教室里的人潮像退潮的海水般涌去,桌椅摩擦地面的声响渐歇,最后只剩下我和沈雀的两盏台灯,在西斜的日光里亮成两簇暖黄的光。
我把物理竞赛真题往桌角推了推,指尖刚碰到冰凉的桌沿,就闻到一股淡淡的橘子香——沈雀正从帆布包里掏出一袋橘子糖,包装袋撕开时发出轻微的“沙沙”声,他捏出两颗放在我们中间的空位上,又把半盒全麦面包摆过来,面包的麦香混着橘子甜,在安静的教室里漫开。
“复习耗体力,垫垫肚子才有力气熬。”
他的声音带着点刚收完历史课本的沙哑,指尖在面包盒上敲了敲,“先背历史,商鞅变法和王安石变法的区别,你再跟我过一遍。”

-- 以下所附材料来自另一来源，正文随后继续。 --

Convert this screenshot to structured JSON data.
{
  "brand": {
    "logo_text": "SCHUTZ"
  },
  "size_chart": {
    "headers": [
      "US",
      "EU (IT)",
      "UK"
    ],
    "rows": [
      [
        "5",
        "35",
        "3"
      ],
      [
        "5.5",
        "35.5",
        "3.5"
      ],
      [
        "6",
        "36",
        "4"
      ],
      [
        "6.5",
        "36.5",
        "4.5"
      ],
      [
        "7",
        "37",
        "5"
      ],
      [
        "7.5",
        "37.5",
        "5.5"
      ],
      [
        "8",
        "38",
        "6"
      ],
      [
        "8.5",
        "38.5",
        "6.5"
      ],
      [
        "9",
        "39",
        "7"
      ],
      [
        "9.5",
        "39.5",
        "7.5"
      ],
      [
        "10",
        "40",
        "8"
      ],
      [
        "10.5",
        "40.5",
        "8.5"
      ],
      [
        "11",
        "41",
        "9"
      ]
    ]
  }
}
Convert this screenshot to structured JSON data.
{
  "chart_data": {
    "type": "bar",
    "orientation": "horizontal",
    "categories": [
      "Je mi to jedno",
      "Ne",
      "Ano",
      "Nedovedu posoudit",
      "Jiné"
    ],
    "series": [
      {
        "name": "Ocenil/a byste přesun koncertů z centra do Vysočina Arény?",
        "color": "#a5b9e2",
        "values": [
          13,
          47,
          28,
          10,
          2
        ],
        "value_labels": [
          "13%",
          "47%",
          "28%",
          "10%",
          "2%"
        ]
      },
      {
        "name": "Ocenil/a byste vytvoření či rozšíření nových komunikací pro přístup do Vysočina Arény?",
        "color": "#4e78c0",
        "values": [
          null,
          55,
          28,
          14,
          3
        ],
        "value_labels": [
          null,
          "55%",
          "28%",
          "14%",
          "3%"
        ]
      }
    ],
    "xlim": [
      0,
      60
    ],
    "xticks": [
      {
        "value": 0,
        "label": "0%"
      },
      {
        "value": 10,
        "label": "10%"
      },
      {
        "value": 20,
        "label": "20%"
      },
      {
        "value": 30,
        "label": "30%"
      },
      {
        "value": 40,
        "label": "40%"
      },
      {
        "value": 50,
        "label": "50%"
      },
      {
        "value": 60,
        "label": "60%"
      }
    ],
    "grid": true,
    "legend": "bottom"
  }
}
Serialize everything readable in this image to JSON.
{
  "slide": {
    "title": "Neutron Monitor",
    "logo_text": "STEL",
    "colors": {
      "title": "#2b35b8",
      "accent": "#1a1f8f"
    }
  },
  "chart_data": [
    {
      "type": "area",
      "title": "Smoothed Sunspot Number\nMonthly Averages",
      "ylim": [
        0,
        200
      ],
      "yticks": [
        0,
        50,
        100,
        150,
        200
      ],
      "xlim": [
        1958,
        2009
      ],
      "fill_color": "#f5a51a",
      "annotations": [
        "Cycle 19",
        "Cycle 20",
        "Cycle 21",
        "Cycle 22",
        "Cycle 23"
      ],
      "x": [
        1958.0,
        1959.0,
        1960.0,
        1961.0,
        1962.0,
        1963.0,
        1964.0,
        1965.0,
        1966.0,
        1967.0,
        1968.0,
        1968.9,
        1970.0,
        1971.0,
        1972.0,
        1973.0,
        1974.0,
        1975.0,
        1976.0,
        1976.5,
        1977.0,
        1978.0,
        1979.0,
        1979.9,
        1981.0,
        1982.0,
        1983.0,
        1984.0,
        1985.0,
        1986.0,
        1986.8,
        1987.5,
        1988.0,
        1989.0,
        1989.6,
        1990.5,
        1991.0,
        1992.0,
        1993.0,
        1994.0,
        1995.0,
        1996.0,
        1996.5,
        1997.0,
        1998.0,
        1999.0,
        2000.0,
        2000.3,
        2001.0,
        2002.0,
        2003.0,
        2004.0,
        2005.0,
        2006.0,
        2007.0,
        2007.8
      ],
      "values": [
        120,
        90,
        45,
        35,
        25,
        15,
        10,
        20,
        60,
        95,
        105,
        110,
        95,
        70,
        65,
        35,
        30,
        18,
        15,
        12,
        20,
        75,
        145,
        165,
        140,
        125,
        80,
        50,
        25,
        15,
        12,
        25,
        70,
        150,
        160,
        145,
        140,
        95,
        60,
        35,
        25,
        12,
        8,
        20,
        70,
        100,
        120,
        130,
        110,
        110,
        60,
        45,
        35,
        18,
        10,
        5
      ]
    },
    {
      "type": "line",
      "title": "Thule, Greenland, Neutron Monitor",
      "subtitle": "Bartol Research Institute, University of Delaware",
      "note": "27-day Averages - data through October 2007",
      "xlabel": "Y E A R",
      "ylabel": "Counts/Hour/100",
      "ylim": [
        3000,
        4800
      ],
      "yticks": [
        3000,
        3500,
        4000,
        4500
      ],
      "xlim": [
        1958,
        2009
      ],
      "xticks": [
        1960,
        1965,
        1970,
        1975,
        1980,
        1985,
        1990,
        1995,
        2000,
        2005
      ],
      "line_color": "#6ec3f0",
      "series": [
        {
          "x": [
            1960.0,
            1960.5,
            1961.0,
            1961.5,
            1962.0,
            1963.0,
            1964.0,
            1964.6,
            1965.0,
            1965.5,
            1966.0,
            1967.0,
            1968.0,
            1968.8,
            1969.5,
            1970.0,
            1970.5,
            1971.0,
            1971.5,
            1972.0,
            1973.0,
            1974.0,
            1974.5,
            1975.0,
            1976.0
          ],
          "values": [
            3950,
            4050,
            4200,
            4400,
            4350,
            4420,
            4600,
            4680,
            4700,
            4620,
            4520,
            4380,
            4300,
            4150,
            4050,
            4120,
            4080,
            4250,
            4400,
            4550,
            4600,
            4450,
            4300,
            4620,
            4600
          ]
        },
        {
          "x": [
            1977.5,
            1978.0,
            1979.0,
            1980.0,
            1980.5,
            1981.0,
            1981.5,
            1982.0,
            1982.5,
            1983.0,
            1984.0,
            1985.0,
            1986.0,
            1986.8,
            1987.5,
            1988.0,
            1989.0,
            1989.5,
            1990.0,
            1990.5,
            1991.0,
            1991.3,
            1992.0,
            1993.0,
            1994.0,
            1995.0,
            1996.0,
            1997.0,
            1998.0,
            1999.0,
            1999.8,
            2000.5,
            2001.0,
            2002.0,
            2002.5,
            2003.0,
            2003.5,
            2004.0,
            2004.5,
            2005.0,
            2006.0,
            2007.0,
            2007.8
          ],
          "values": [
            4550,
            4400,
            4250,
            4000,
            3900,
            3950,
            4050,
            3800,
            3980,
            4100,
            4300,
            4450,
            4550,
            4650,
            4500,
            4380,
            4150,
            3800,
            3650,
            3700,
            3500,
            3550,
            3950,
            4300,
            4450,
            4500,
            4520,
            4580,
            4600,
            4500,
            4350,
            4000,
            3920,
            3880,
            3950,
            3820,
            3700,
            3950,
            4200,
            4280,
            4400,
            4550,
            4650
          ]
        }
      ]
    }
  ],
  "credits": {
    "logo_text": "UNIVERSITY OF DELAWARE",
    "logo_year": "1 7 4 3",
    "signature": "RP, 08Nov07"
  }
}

说着,他把摊开的历史年表往我这边挪了挪,泛黄的纸页上密密麻麻写满了批注,红笔圈出的“熙宁二年”“公元前356年”格外扎眼。
我盯着那行纠缠的时间线,脑子却像被物理题的受力分析图缠成了乱麻——上午刚讲的并联电路功率计算还在脑子里打转,电阻、电压、电流的符号在眼前飘来飘去,连“商鞅”的名字都差点念成“欧姆”
……
“又走神?”
沈雀的笔尖在年表上轻轻一点,声音里带着点无奈的笑意。
我猛地回神,对上他带着笑意的眼睛,才发现他已经凑得很近,额前的碎发几乎要碰到我的书页。
没等我开口,他伸手弹了下我的额头,力道很轻,像羽毛蹭过,随即把一颗橘子糖塞进我嘴里:“含着,甜的能把你飘走的魂拉回来。”
糖衣在舌尖化开,清甜裹着薄荷的凉丝丝地漫开,果然把混沌的脑子冲得清醒了些。我含着糖,含糊地念:“商鞅变法是战国时期,王安石是北宋……”
“光记时间不够。”他打断我,指尖划过“重农抑商”四个字,指甲盖蹭过纸页的纹路,“商鞅是为了强秦,要打仗、要积粮,所以压商业、抬农业;王安石是北宋积贫积弱,要救急,所以搞青苗法、市易法,是给国家找钱。”
他的声音压得很低,怕惊扰了走廊里偶尔经过的脚步声,每一个字都落在耳边,温温的。
我跟着他的思路念,念到“市易法”时,舌头打了个结,把“调控市场”说成了“调节电路”。
沈雀没笑我,只是把年表再往我这边挪了挪,几乎贴到我的物理题册上,用红笔在“庆历新政”和“王安石变法”之间画了道粗线:“这里别混,范仲淹是‘整顿吏治’,王安石是‘全面改革’,记个口诀——‘王安石,搞变法,青苗市易保甲法;范仲淹,庆历间,整顿吏治为先’。”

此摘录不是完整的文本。